Jumbo: The silent assassin

B D Narayankar

RENOWNED FOR his ten wicket haul in a Test innings against Pakistan in New Delhi in 1999, becoming only the second bowler to achieve the feat after Englishman Jim Laker; his best one-day performance was six for twelve against West Indies at the Eden Gardens in Kolkata during the Hero Cup tournament in 1993. He is the leading wicket-taker for India and the third highest in the world with 619 wickets from 132 tests and 337 from 271 one dayers.

Yes, we are talking about Anil Kumble, Jumbo as he was known in the cricket world, who hung his boots up on the final day’s play of the third Test of Border - Gavaskar trophy played at Feroz Shah Kotla.

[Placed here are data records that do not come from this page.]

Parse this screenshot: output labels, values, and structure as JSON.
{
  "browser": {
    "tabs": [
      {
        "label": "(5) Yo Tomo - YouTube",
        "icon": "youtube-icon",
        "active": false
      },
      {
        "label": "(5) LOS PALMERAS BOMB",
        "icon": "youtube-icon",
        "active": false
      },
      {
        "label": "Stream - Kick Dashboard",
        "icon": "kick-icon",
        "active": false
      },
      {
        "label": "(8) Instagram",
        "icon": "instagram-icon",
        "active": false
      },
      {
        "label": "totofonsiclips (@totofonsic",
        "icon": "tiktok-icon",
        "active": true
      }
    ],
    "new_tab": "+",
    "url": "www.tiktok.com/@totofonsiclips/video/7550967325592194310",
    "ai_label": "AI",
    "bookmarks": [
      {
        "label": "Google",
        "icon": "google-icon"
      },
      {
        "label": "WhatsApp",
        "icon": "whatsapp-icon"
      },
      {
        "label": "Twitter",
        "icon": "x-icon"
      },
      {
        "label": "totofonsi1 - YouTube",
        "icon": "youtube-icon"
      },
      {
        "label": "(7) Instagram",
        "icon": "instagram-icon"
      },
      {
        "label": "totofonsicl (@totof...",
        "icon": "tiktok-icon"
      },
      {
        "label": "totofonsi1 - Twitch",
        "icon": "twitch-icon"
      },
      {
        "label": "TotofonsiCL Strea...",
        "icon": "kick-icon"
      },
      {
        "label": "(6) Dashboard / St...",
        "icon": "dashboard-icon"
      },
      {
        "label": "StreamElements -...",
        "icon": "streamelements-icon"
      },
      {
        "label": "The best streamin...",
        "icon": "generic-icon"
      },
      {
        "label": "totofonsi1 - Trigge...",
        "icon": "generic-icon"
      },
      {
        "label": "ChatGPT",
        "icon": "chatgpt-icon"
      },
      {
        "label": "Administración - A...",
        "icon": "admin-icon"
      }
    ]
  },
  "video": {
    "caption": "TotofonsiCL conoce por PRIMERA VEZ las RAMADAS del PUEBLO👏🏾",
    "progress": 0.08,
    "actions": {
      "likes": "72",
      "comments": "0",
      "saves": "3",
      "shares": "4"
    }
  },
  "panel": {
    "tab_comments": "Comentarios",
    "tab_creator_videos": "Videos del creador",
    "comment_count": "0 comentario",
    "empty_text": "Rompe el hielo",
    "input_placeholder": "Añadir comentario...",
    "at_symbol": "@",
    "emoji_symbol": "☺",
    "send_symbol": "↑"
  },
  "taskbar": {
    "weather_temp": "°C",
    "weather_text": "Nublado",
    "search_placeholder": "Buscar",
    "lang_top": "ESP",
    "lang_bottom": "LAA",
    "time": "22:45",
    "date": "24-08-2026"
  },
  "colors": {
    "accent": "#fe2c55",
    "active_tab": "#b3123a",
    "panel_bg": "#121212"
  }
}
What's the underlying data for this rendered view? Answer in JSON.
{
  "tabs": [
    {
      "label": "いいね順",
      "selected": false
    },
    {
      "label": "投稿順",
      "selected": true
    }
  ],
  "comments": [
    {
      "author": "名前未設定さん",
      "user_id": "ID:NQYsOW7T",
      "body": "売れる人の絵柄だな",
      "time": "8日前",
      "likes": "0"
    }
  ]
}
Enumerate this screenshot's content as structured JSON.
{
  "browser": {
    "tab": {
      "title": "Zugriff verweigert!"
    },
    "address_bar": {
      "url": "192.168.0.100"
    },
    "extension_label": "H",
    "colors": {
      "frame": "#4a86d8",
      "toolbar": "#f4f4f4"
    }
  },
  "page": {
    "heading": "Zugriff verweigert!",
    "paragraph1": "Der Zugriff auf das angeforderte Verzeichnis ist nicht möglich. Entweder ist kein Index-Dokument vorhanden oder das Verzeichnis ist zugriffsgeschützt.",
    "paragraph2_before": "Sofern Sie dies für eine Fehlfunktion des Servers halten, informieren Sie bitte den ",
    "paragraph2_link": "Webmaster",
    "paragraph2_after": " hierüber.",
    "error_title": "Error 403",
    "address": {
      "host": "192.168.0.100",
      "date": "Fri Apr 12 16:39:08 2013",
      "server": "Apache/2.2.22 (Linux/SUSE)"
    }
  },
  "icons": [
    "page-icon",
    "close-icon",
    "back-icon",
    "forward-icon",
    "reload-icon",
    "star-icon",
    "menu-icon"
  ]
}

Kumble had been a true ambassador of cricket. He certainly did not spin the ball as prodigiously as the great Aussie leggie Shane Warne did but he was a bowler of his own kind. He was famous for his nagging line and length and the lift he used to get on any pitch. He was more in Bhagwat Chandrashekhar’s mould.

Warne could be a great competitor and most aggressive spinners of all times, but Kumble too was not far behind. What is striking about Kumble is that he is a great ambassador of cricket. It was reflected in his 18-years-long international career when he only once pushed his way into the match referee’s room in the infamous Sydney Test. The one-liner statement which he made after the Test in a press conference defines what Jumbo is all about - he had said only one team was playing in the spirit of the game.

There had been a number of occasions when Warne had overstepped the code of conduct, but Kumble did not slide himself into that orbit. He never even passed banter, leave alone resorting to sledging. This quality of Jumbo certainly makes him bigger in the cricket world than Warne. Patience and perseverance are two of the most important elements for a spinner’s success and present abundantly in Kumble’s character.

His ability to raise the morale of the team especially when the chips are down played a pivotal role in some of the team’s notable performances. Who can forget the 2002 Test against West Indies at Antigua where Kumble came out to bowl with a broken jaw and heavily bandaged around the face or more recently the first Test of the Border - Gavaskar Trophy at Bangalore where after suffering a shoulder injury he came back to bowl just hours later, leaving everyone awe-struck. Further still, he took a catch running back of Mitchell Johnson, caring little for the 11 stitches on his left hand in the third Test at Feroz Shah Kotla stadium.

His workaholism was well drafted when he tirelessly bowled 72 overs in a Test innings against Sri Lanka at Premadasa stadium in Colombo, in 1997. In this inning Sri Lanka scored 952 runs in 271 overs in reply to India’s 537 in 167.3 overs and the match ended in a draw.

Kumble has broken numerous records in his nearly two decades long uncelebrated career. In 2001, he became the first Indian spinner to capture 300 wickets in Tests and went on to achieve the landmark in one-day cricket just a year later. Earlier this year, Kumble became the first Indian bowler and only the third in the world behind Muttiah Muralitharan and Shane Warne to take 600 wickets in Test matches. The icing on the cake came at The Oval as he put together a well crafted century, a feat which he later described as one of the most cherished moments of his life.

After Sunil Gavaskar, there came Sachin Tendulkar. After Kumble, there certainly is somebody waiting in the wings of his calibre to fill up the void. But sheer calibre and skills will not make him slide into Kumble’s shoes. The successor can only be so called when he plays cricket the way Jumbo played - a thorough gentleman. Let’s salute for the last time this ’silent assassin’ from Bangalore for laying down his gun.